I took Glenn a ways south of Denio Junction to park near a lonely rock outcropping at sunset. The soft, copper color that flooded the desert as the sun dropped below the horizon was beyond description. The rocks and the desert seemed to glow with a light from within as the sounds of birds were soft upon our ears like a sweet symphony. God how I love this land.



With the light of the setting sun still on the tops of the Trout Creek Mountains, we returned to the little cluster of buildings that is Denio Junction. The bar was open and the occupants friendly. Several cowboys came riding out of the desert, each with his own beat up old truck and a dog in back. They had all been riding for a week or two on horseback, camping and tending cattle in the Trout Creek Range. These guys were the real McCoy, just as genuine as if they had stepped out of the western wilderness of 1850.



Looking around at the vast remote wilderness around us as we drank beer around an outside picnic table in front of the bar/store/restaurant/gas station,motel, I got to thinking that for these leather-faced, wind-burned cowboys, not much was different out here from 1850. Their trucks are parked most of the time and they spend most of their lives in a saddle, far from highways and cars. We got to talking to these fellows and they were friendly as could be. They were just like people that Will Rogers would have written about. One paper-thin cowboy with piercing blue eyes looked like he was about 55, but was probably closer to 35. He asked me why I was there. I told him that I am an amateur naturalist and photographer, that I like hiking in the desert and exploring. He looked deeply at me and drawled, "Are yew a dem oh crat?" Ha ha ha.

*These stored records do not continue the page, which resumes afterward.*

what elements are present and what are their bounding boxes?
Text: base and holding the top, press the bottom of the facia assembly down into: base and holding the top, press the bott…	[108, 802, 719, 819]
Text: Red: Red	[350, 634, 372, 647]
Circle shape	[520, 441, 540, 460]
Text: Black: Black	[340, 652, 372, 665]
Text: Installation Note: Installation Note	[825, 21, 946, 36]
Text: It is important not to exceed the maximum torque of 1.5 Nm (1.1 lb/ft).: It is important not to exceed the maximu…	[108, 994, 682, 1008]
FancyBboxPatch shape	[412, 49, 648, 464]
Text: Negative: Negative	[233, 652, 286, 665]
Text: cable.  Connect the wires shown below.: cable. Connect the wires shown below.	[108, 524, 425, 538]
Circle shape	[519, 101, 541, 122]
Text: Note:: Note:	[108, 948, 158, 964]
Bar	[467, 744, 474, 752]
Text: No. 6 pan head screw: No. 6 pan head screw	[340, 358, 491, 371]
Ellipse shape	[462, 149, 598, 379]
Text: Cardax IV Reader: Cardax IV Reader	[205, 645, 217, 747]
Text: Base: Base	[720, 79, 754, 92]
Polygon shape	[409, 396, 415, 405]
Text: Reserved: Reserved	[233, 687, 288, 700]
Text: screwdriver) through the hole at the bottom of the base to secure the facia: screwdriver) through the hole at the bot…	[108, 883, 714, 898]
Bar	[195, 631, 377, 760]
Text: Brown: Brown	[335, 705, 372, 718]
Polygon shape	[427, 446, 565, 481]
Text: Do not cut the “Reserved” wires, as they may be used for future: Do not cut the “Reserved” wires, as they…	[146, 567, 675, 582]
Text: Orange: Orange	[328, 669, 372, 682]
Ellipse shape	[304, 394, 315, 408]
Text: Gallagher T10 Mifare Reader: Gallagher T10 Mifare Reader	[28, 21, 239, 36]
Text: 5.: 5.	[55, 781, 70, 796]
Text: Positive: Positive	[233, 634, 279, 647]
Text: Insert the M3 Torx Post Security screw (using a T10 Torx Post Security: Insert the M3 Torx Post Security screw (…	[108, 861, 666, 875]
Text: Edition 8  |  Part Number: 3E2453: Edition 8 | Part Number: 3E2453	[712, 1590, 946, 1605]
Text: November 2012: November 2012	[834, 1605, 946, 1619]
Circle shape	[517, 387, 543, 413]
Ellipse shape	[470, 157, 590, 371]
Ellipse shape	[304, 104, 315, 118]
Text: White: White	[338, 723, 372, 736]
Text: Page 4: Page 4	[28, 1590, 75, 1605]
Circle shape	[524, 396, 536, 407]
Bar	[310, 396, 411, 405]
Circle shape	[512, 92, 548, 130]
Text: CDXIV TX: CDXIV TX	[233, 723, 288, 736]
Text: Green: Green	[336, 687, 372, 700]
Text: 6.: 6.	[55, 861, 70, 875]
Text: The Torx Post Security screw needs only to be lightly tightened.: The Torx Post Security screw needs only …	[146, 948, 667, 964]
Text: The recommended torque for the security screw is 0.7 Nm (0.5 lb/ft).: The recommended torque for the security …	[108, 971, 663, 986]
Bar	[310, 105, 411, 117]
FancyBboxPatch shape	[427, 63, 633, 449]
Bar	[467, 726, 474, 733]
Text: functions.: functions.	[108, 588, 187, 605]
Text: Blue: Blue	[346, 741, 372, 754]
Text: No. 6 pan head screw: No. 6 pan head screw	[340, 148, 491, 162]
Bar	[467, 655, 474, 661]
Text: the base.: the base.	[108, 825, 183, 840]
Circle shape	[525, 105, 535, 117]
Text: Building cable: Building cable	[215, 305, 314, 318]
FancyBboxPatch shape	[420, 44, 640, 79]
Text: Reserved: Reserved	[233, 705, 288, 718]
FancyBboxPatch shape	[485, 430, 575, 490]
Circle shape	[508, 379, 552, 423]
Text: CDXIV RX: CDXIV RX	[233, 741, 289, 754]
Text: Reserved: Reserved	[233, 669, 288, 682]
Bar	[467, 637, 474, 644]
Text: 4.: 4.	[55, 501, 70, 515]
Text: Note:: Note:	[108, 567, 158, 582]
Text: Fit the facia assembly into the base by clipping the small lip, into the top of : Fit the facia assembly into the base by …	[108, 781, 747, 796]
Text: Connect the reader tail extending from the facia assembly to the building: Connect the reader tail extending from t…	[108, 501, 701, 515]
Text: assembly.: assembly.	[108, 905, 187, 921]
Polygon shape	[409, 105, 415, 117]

We enjoyed the incredible colors of the desert evenglow as the first stars came out. The lady in the bar came out to tell one of the cowboys that he had a phone call. He came back out with a shocked countenance. One of their friends had been seriously injured in an accident and flown to Portland with a broken back and broken neck. In seconds all four or five of these guys were sobbing like babies. It was both touching and a bit embarassing.

When everyone else had left and the night settled in, Glenn and I strolled along the highway with headlamps, in a search for critters. Overhead the stars were so thick that the entire sky seemed to turn milky white if you stared at it long enough. I have never seen another place that close to Oregon (one mile from the border) with such a clear night sky. Even places I had been to in the high Cascades at night could not compare. Denio Junction is a stargazer's paradise.